Suryo pun menjelaskan, pemerintah tengah gencar melakukan reformasi ekonomi termasuk perpajakan guna mengakselerasi pemulihan ekonomi pasca covid-19. Reformasi tersebut salah satunya melalui UU Cipta Kerja.

“Di UU Cipta Kerja sudah jelas kami berikan insentif dalam bentuk yang sudah di-introduce di UU 2 2020. PPh badan tarif kami turunkan dari 25 persen jadi 20 persen, dan kalau yang IPO turun lagi 3 persen. Itu tujuannya untuk menarik investasi lapangan kerja baru supaya aktivitas ekonomi tumbuh lebih cepat,” ujar dia dalam media briefing, Senin (12/10/2020).

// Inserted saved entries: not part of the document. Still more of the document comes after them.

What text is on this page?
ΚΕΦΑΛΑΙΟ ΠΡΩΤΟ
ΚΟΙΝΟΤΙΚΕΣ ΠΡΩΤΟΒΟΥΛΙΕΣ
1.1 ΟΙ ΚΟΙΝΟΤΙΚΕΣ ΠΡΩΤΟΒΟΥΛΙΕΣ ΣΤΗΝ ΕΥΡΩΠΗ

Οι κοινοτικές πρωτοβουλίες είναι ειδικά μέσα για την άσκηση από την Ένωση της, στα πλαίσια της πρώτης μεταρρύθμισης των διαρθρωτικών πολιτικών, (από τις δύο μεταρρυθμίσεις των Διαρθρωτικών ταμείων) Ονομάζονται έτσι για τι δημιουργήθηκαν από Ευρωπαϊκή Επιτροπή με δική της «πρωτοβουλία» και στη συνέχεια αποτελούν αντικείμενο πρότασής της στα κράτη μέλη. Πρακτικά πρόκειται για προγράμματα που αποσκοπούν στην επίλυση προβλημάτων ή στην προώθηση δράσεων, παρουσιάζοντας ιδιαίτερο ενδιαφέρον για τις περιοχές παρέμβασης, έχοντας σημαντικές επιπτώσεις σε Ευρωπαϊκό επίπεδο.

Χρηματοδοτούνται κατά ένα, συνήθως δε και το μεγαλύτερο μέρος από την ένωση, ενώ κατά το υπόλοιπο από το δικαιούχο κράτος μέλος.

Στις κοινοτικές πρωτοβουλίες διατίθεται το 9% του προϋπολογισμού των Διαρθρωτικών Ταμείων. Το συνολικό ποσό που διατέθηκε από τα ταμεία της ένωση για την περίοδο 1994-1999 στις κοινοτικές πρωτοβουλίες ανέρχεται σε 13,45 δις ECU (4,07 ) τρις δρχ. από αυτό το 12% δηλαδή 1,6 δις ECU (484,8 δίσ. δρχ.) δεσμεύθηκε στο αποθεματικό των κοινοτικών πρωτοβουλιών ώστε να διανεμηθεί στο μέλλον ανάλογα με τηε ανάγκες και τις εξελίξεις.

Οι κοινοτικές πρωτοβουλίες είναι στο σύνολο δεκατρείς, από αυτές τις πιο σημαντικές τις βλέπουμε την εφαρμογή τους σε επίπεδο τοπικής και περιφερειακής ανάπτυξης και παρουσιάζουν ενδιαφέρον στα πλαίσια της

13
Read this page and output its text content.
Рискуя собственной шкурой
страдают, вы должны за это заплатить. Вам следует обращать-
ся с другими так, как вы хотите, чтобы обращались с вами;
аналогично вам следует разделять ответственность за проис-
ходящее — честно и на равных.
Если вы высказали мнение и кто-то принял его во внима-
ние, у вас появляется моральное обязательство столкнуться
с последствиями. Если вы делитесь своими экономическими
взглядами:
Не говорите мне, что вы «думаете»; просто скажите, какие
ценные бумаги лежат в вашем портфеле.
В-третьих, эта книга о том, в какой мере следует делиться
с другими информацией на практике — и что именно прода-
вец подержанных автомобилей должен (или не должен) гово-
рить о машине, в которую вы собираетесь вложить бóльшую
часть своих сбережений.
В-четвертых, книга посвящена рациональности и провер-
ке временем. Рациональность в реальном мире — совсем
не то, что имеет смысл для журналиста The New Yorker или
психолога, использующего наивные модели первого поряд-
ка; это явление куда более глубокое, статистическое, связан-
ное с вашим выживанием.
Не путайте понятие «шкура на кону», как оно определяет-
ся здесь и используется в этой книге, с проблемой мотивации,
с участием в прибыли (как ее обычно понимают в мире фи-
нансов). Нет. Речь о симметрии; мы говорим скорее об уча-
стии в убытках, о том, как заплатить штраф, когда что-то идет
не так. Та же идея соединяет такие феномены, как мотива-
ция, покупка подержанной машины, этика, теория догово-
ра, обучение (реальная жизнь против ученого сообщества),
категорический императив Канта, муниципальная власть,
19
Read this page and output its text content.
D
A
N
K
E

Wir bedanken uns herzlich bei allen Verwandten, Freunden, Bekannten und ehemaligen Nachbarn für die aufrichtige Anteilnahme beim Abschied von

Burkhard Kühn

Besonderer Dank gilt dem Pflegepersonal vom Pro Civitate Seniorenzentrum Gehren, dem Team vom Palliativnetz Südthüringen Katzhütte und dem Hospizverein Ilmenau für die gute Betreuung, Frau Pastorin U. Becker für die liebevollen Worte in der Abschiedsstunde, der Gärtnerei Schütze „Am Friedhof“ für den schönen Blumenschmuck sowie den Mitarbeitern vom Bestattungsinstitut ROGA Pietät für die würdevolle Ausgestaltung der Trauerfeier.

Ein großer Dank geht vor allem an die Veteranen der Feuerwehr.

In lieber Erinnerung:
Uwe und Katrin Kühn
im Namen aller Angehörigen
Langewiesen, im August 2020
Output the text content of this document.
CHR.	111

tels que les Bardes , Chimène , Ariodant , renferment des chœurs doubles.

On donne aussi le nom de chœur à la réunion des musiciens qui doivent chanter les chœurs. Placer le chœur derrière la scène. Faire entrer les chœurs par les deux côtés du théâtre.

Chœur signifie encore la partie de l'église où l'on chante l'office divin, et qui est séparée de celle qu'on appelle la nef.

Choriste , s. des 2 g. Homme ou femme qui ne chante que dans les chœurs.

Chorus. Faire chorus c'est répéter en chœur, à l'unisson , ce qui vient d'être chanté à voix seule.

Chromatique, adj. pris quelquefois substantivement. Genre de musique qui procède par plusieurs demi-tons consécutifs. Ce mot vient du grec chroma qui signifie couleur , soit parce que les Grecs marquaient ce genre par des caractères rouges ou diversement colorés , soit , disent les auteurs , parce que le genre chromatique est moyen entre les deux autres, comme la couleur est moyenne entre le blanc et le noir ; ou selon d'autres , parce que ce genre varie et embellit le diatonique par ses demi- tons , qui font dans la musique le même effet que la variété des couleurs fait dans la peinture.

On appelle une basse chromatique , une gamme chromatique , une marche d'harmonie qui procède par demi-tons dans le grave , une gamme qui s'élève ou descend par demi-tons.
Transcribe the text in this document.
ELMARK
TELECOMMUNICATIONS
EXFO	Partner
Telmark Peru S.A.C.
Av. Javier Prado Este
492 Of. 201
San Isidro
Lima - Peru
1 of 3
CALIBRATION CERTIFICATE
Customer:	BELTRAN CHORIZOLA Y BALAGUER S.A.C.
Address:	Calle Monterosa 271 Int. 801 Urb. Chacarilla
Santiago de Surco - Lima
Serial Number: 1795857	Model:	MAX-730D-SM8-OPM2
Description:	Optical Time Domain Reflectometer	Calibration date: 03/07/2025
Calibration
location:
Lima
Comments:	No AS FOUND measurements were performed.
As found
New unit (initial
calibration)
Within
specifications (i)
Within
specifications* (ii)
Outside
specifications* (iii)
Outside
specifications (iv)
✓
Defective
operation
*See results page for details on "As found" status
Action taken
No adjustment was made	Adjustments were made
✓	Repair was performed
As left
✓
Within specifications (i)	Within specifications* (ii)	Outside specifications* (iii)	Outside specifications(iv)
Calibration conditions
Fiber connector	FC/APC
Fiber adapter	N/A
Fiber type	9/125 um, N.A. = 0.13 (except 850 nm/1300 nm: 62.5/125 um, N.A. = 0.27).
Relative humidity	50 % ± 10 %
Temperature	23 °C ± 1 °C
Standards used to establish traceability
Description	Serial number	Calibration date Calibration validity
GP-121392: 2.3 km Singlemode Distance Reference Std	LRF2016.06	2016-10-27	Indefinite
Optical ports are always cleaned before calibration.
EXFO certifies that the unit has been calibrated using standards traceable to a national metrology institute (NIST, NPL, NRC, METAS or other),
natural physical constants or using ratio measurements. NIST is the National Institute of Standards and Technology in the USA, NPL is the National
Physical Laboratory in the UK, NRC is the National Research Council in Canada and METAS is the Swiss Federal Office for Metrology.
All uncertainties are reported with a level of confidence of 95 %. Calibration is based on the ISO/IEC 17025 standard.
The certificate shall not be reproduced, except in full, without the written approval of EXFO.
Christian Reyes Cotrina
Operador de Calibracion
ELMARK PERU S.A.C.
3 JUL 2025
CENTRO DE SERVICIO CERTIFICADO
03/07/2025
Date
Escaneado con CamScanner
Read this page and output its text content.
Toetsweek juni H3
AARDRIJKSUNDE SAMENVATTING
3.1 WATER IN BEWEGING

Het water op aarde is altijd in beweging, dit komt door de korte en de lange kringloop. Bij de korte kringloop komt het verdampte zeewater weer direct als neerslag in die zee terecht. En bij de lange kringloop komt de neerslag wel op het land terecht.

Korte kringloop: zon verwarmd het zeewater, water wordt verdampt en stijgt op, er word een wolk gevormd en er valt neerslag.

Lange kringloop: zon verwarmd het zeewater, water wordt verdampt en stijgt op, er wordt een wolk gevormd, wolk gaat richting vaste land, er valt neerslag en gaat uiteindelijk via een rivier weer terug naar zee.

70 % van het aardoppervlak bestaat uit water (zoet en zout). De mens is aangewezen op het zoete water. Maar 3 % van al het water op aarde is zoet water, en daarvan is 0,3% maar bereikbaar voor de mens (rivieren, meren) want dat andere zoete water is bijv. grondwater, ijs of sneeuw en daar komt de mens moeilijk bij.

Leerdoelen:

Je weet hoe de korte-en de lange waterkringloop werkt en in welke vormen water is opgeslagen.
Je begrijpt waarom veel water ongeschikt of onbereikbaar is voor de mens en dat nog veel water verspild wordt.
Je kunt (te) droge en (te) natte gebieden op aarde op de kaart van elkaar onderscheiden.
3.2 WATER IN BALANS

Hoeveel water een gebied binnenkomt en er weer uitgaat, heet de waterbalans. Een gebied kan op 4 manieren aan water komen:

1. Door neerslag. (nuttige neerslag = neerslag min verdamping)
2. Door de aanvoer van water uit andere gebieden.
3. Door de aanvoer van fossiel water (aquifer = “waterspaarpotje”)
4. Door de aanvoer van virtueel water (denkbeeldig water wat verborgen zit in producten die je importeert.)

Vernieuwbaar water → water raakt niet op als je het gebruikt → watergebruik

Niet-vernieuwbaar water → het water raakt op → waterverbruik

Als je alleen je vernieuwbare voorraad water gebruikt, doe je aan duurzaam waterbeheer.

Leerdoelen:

Hal ini, kata Suryo, dilakukan dalam konteks membandingkan dengan negara lain untuk memastikan insentif perpajakan yang diberikan pemerintah cukup bersaing secara global.

“Tapi memang kita harus akui bahwa insentif pajak ini, daya saing ini sendiri tidak cukup. Itu harus disertai reformasi dalam bidang lain, terutama konteks perizinan. UU Cipta Kerja mengaddress pada simplifikasi regulasi. Sehingga kemudahan usaha di Indonesia naik signifikan,” kata dia.

Adapun dampak reformasi ini terhadap tax ratio kedepannya, Suryo menjelaskan hal tersebut tergantung pada seberapa cepat reformasi ini diimplementasikan.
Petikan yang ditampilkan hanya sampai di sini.